C’est presque au hasard, et de souvenir, que nous comparions les drames de fantaisie aux comédies héroïques d’autrefois. En y songeant mieux, il nous revient à la mémoire une scène des Amans magnifiques tout-à-fait semblable à celle où Valence porte à la princesse les propositions conjugales du duc Berthold. C’est la scène où le général Sostrate, chargé par le prince Iphicrate et le prince Démoclès d’expliquer leurs vœux à la princesse Ériphile, dont il est lui-même épris, remplit, à son grand ennui, cette délicate mission. Les curieux peuvent la relire et comparer[1].

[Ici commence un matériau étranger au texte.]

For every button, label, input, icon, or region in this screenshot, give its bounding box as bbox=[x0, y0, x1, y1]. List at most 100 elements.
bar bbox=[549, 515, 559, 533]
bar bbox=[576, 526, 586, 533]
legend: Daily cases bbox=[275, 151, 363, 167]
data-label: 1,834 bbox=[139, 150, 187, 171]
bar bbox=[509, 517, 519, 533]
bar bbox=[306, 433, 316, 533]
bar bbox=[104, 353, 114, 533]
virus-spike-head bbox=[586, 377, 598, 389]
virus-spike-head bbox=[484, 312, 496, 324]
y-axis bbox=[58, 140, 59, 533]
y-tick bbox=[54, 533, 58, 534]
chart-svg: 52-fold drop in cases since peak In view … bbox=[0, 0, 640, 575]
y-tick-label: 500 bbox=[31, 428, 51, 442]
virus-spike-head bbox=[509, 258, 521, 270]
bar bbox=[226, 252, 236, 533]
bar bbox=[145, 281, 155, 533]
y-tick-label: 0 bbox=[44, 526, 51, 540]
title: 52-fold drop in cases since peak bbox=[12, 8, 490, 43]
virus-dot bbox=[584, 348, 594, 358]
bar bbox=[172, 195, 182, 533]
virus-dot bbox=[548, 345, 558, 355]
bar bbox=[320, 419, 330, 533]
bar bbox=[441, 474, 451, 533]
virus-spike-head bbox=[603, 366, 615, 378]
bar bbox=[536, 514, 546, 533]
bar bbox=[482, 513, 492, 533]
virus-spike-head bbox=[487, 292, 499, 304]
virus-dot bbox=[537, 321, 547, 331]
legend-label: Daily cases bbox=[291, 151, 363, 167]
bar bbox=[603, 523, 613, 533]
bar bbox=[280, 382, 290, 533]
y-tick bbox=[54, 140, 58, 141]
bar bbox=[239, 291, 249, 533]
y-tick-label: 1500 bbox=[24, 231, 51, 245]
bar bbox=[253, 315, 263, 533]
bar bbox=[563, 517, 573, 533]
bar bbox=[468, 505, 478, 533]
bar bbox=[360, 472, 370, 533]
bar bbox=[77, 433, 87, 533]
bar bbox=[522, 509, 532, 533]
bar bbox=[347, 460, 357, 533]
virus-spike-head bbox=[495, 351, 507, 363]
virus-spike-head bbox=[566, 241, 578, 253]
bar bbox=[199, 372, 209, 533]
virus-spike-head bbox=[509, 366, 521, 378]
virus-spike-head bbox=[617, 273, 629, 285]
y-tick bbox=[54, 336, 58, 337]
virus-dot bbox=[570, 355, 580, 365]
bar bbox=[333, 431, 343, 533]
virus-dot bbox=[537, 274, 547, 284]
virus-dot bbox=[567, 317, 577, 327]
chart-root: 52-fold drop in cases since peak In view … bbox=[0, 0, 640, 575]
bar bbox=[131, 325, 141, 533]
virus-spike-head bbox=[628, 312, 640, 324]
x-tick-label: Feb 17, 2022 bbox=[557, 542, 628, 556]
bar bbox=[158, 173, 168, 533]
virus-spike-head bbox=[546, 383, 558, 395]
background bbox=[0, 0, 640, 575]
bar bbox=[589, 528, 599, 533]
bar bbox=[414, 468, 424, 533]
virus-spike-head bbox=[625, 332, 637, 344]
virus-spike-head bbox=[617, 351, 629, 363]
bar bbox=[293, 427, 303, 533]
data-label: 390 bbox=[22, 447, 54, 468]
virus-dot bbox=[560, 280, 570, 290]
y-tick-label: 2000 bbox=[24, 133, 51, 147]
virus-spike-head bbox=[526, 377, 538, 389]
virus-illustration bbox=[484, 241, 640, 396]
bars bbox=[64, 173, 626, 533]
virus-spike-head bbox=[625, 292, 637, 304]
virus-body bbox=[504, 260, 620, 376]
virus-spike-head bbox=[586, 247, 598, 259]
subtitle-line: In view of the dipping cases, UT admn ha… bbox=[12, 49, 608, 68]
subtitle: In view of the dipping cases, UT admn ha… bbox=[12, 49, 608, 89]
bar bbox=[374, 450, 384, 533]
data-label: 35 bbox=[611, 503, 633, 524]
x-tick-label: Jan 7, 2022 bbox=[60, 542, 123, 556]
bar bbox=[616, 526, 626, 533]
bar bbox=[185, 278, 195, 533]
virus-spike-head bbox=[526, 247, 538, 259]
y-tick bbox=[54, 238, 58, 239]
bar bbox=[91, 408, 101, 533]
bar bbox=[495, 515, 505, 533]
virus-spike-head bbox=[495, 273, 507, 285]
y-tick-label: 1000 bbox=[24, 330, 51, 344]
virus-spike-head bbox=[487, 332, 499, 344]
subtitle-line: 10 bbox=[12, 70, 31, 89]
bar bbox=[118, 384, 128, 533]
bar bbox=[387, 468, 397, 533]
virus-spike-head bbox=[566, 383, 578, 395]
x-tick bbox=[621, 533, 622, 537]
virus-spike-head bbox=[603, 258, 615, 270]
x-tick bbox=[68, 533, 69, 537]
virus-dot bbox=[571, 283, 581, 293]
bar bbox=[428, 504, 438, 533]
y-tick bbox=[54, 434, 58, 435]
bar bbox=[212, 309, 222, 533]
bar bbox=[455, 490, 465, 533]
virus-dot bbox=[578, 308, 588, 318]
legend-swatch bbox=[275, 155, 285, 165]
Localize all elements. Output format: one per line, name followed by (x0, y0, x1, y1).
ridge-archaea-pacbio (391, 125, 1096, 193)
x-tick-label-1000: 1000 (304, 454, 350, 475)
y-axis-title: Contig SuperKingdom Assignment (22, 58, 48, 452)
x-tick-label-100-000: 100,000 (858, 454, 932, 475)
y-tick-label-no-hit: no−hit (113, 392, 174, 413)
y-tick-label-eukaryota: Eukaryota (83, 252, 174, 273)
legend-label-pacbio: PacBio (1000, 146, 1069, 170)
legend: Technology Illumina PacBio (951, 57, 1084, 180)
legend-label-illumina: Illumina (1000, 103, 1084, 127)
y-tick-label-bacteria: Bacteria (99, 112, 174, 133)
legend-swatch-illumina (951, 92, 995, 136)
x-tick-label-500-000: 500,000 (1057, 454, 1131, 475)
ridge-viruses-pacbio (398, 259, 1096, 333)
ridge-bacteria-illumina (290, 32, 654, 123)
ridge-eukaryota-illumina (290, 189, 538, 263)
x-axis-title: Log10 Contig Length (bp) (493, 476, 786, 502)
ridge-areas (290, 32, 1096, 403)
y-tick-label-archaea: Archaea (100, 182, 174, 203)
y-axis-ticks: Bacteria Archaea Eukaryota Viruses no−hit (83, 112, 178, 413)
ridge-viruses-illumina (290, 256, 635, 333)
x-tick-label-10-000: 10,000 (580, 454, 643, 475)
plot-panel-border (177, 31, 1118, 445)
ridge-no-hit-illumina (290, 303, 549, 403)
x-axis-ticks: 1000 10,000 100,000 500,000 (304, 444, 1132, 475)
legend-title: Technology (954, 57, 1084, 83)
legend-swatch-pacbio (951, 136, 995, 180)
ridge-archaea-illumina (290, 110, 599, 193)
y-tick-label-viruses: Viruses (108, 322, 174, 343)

Ni le Return o f the Druses ni Luria ne sauraient être pour nous l’objet d’une étude approfondie. Dans la première de ces tragédies, Browning a mis en scène un imposteur qui se fait passer pour prophète, afin de soulever une colonie druse, établie dans une des îles Sporades, contre les chevaliers hospitaliers de Saint-Jean. L’héroïne de la pièce est une jeune vierge du Liban, partagée entre le retour affectueux qu’elle accorde à l’amour d’un des chevaliers chrétiens et l’éblouissante perspective d’épouser un homme investi par le ciel même d’un caractère sacré. Ce conflit de passions donne lieu à une scène dont l’idée est assez belle. Anael, la jeune enthousiaste fanatisée par les exhortations de Djabal, le faux prophète, a pénétré dans l’appartement du préfet des hospitaliers,

  1. Colombe’s Birthday, act. IV, sc. IV. — Les Amans magnifiques, act. II, sc.IVv, et act. IV, sc. VII.